Background: To analyze the characteristics and survival patterns of patients with head and neck squamous cell carcinoma (SCC) who received palliative treatment during their first course of treatment.
Methods: Cohort analysis utilizing the National Cancer Data Base (NCDB) of patients with a diagnosis of oral cavity/oropharyngeal, hypopharyngeal, and laryngeal SCC. Statistical analysis included multivariate logistic regression and Cox Hazard ratio modeling, and Kaplan-Meier survival analysis.

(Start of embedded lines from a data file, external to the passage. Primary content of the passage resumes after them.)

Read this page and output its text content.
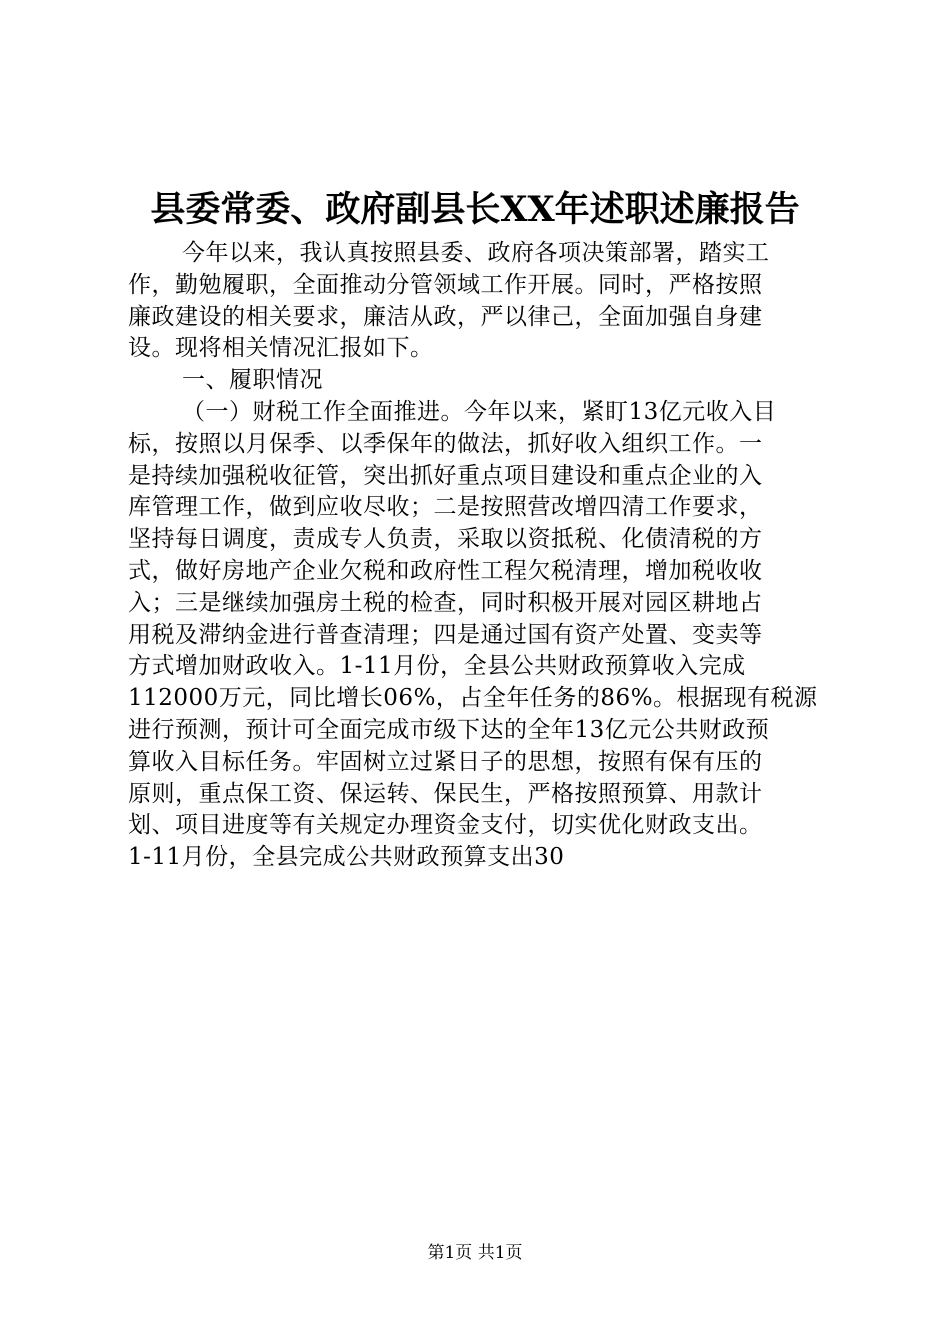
县委常委、政府副县长XX年述职述廉报告
今年以来，我认真按照县委、政府各项决策部署，踏实工
作，勤勉履职，全面推动分管领域工作开展。同时，严格按照
廉政建设的相关要求，廉洁从政，严以律己，全面加强自身建
设。现将相关情况汇报如下。
一、履职情况
（一）财税工作全面推进。今年以来，紧盯13亿元收入目
标，按照以月保季、以季保年的做法，抓好收入组织工作。一
是持续加强税收征管，突出抓好重点项目建设和重点企业的入
库管理工作，做到应收尽收；二是按照营改增四清工作要求，
坚持每日调度，责成专人负责，采取以资抵税、化债清税的方
式，做好房地产企业欠税和政府性工程欠税清理，增加税收收
入；三是继续加强房土税的检查，同时积极开展对园区耕地占
用税及滞纳金进行普查清理；四是通过国有资产处置、变卖等
方式增加财政收入。1-11月份，全县公共财政预算收入完成
112000万元，同比增长06%，占全年任务的86%。根据现有税源
进行预测，预计可全面完成市级下达的全年13亿元公共财政预
算收入目标任务。牢固树立过紧日子的思想，按照有保有压的
原则，重点保工资、保运转、保民生，严格按照预算、用款计
划、项目进度等有关规定办理资金支付，切实优化财政支出。
1-11月份，全县完成公共财政预算支出30
第1页 共1页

Results: 165 081 patients were included, of which 2747 patients received palliative treatment. Patients who received palliative treatment tended to be ≥65 years old, black, Charlson/Deyo score ≥3, hypopharyngeal cancer, stage (III-IV), with Medicaid insurance (P < .05). Patients were more likely to be treated with palliative intent if they underwent chemotherapy/radiotherapy and declined surgery (P < .001) compared to patients who underwent surgery and declined chemotherapy/radiotherapy (P = .006).
Conclusions: Palliative care use in head and neck oncology is associated with older patients, non-whites, Medicaid patients, and nonsurgically treated patients.
Keywords: head and neck oncology; outcome studies; palliative care; squamous cell carcinoma; survival.